The city was aching.

Maelra was already on her feet. "It's spreading."

Tamsin clutched the doorframe. "What did you do?"

Aerin shook their head, breath ragged. "I didn't mean to take it. It took me."

Kerris pressed his palms to the wall. "Okay. Okay. Everyone stay calm. The walls feel… sad."

As if summoned by the word, a wave of grief washed through the street outside. Not sharp. Old. Weary. The kind that had learned how to survive by settling deep.

People emerged from their homes, confused. Some wept without knowing why. Others felt an unshakable urge to touch the ground, to press their hands to stone like greeting an old friend.

A child laughed suddenly, bright and loud.

The sound echoed wrong.

Maelra's eyes widened. "The balance is off. Emotions are misfiring."

Aerin clutched their chest. "It's trying to reconnect."

"With what?" Tamsin asked.

"With itself," Aerin whispered.

The ground trembled again—gentle, but deliberate.

Across the city, the Veilbound Choir moved.

Masks donned. Harmonies prepared. The Conductor raised her hands.

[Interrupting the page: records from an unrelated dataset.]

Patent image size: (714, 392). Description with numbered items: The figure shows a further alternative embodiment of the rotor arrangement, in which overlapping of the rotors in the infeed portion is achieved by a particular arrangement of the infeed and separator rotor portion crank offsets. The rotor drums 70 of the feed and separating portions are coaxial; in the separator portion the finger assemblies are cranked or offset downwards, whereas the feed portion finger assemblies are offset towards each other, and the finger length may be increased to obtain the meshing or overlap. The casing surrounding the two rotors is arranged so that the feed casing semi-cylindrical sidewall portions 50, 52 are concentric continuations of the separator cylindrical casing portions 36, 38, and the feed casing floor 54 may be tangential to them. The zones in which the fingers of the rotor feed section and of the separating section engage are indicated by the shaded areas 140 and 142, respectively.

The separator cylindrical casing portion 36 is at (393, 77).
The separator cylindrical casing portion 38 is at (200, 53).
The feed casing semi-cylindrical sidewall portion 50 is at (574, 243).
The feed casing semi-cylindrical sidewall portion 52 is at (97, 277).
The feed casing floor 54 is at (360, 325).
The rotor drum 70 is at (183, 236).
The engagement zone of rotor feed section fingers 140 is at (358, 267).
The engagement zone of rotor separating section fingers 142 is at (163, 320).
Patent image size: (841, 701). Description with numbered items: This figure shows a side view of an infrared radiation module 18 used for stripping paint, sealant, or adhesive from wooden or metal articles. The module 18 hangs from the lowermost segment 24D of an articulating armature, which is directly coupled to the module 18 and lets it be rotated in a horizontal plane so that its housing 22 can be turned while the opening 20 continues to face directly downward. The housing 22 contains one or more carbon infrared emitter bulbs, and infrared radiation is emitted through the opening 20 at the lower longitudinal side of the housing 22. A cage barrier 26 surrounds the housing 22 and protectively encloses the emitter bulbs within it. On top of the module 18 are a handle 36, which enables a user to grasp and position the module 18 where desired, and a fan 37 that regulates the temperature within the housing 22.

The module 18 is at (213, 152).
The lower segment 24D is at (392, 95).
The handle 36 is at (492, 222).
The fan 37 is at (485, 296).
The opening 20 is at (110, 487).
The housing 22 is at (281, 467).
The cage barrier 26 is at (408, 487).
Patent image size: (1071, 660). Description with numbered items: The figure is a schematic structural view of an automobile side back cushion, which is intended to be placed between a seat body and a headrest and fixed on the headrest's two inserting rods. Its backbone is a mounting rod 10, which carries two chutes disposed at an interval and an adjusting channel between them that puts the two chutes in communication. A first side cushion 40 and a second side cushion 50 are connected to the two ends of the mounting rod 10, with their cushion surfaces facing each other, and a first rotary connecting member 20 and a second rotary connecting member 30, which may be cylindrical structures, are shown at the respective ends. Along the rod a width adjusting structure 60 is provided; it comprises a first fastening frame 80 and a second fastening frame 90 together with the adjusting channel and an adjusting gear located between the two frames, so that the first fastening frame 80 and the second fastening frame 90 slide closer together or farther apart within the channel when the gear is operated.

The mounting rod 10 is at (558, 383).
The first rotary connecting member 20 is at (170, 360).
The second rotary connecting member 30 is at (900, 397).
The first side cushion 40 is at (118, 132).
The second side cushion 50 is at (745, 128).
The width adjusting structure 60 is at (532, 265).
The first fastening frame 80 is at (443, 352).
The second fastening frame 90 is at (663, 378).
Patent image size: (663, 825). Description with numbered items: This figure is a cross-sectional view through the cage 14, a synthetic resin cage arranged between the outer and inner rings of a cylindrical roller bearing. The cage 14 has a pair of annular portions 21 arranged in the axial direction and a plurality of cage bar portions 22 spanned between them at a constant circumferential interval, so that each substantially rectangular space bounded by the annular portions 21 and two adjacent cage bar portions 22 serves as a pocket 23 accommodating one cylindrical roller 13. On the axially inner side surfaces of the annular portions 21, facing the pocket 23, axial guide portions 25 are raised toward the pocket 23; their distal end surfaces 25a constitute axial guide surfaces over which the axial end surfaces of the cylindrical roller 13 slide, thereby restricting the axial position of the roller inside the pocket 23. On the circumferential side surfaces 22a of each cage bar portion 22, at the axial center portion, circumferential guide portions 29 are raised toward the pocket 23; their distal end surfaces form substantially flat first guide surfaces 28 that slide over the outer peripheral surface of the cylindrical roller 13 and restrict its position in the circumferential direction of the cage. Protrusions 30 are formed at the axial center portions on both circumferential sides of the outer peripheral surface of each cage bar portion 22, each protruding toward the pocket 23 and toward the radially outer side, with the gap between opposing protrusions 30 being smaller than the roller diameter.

"Stabilize," she commanded.

The Choir sang.

Their song poured outward, smooth and practiced, pressing down on the rising tide of unmanaged feeling. Grief softened. Panic dulled. The cracks slowed.

For a moment, the city exhaled.

Aerin screamed.

The echo inside them pulled back.

Not pain—pressure. Like being asked to hold a weight meant for many.

"No," Aerin gasped. "They're smothering it."

Maelra's stone hand slammed into the floor, grounding Aerin. "Stay with me."

Outside, a woman collapsed, overwhelmed by a grief that wasn't hers. A man shouted in sudden rage, fists swinging at nothing.

The Choir's song faltered—just a fraction.

The city pushed back.

A crack raced down the street, splitting stone cleanly.

The Conductor stiffened.

"It's resisting," a singer whispered.

"Because it remembers," the Conductor replied, eyes narrowing. "And someone is feeding it."

Her gaze lifted—not toward the street, but toward Aerin.

The hum roared.

Aerin sobbed, caught between the echo and the world.

"I can't hold this," they cried.

Maelra gripped their shoulders. "You don't have to. But you do have to choose."

Kerris knelt beside them, voice shaking but steady. "Aerin. Look at me. You're not a city."

Aerin choked out a laugh through tears. "It thought I was."

The ground surged again.

Stone rose—just a hand's breadth—from the street outside, then sank back down, as if embarrassed.

Tamsin stared. "That is… not normal."

Maelra stood, decision hardening. "Then we leave."

"The city's breaking," Kerris said.

Maelra shook her head. "The city is waking up."

Aerin wiped their eyes, breathing slowly, forcing the echo to settle instead of spread.

"I can feel where it's weakest," they said hoarsely. "Where the cracks started."

Maelra met their gaze. "Can you lead us?"

Aerin nodded, terrified and certain all at once.

"Yes."

Far away, the Choir's song sharpened.

The Conductor smiled.

"Good," she murmured. "Now we know where to look."